[原子力産業新聞] 2005年11月17日 第2308号 <2面>

[原子力機構]ITER技術応用の内視鏡開発実用化に目処

 日本原子力研究開発機構は10日、藤田保健衛生大学第二教育病院内科の芳野純治教授及び、フジクラとの共同開発を進めた結果、腸閉塞(イレウス)を有する患者に対して使用可能な、小腸内視鏡の実用化の見通しを得たと発表した。

 国際熱核融合実験炉(ITER)に関する保守技術の開発を通じて得られた光ファイバー計測技術に関する研究成果の応用を目的に、04年6月に発足させた産学連携技術開発チームによる技術開発の一環。これまで腸閉塞(イレウス)及び癒着がある患者に対して適用可能な小腸内視鏡は、実用化されていなかった。

 開発チームでは、胃腸手術などの術後に腸閉塞を発病した患者に対して使用される治療用チューブ(イレウスチューブ)に、原子力機構が開発した極細径の光ファイバスコープを組み込むアイデアを発案。腸閉塞及び癒着がある患者の小腸内を目視観察可能にしたという。
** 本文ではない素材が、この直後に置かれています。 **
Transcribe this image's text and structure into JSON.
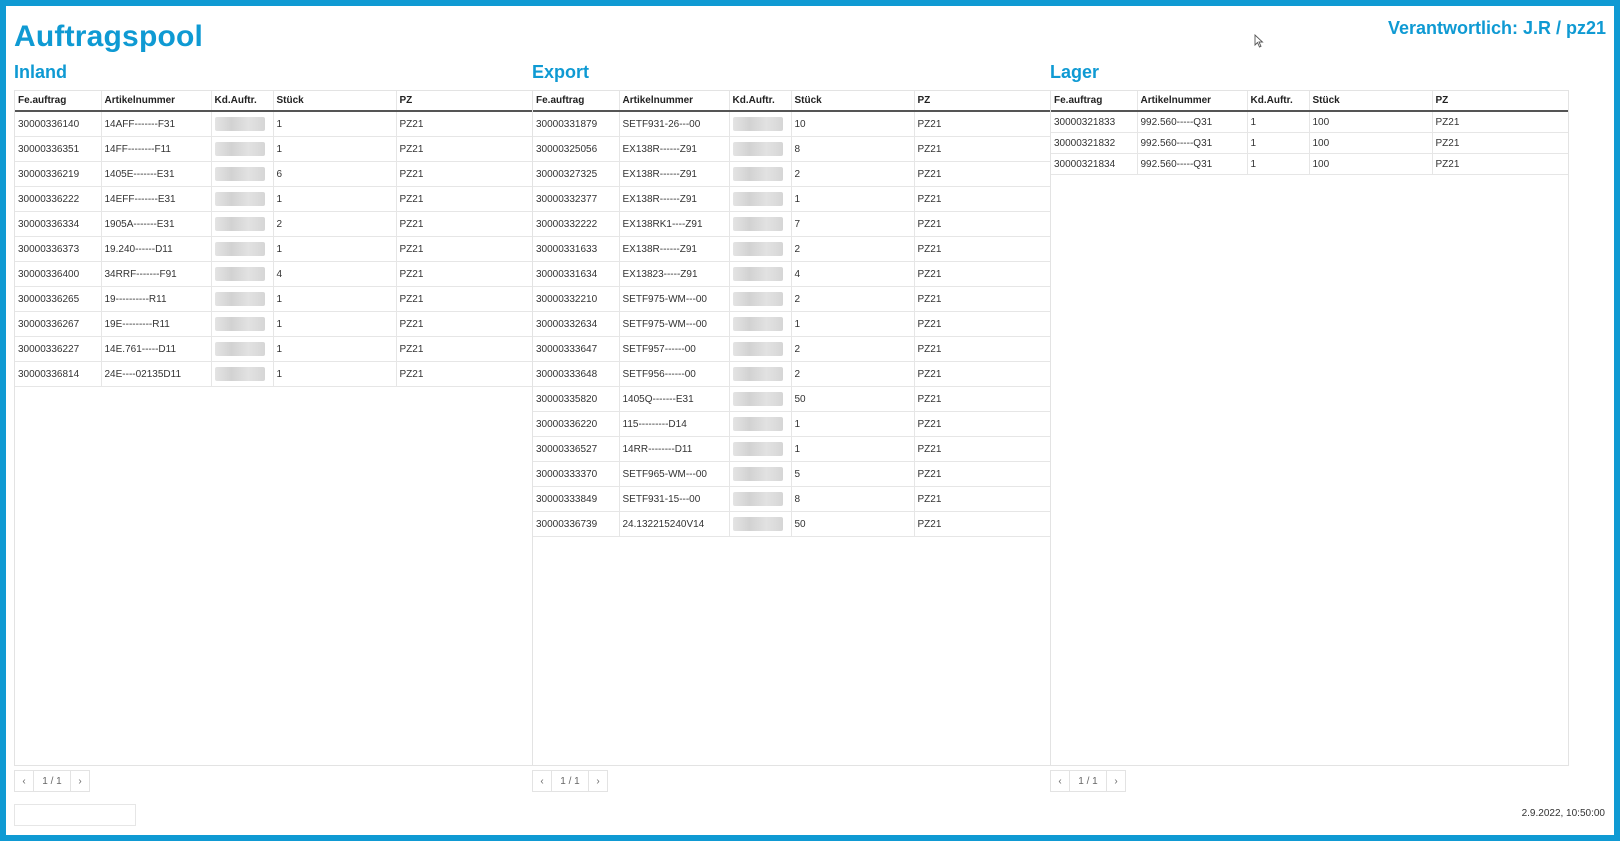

 スコープは細長く、患者の体内に留置したイレウスチューブをそのまま使用して挿入可能とするため、体内への挿入に必要な時間が短く、結果として病変状態をいち早く観察可能であるとともに、患者の負担も軽減できるメリットがある。またイレウスチューブを利用する構造のため、チューブを引き抜きながら腸内全域に渡る連続した観察が可能となっている。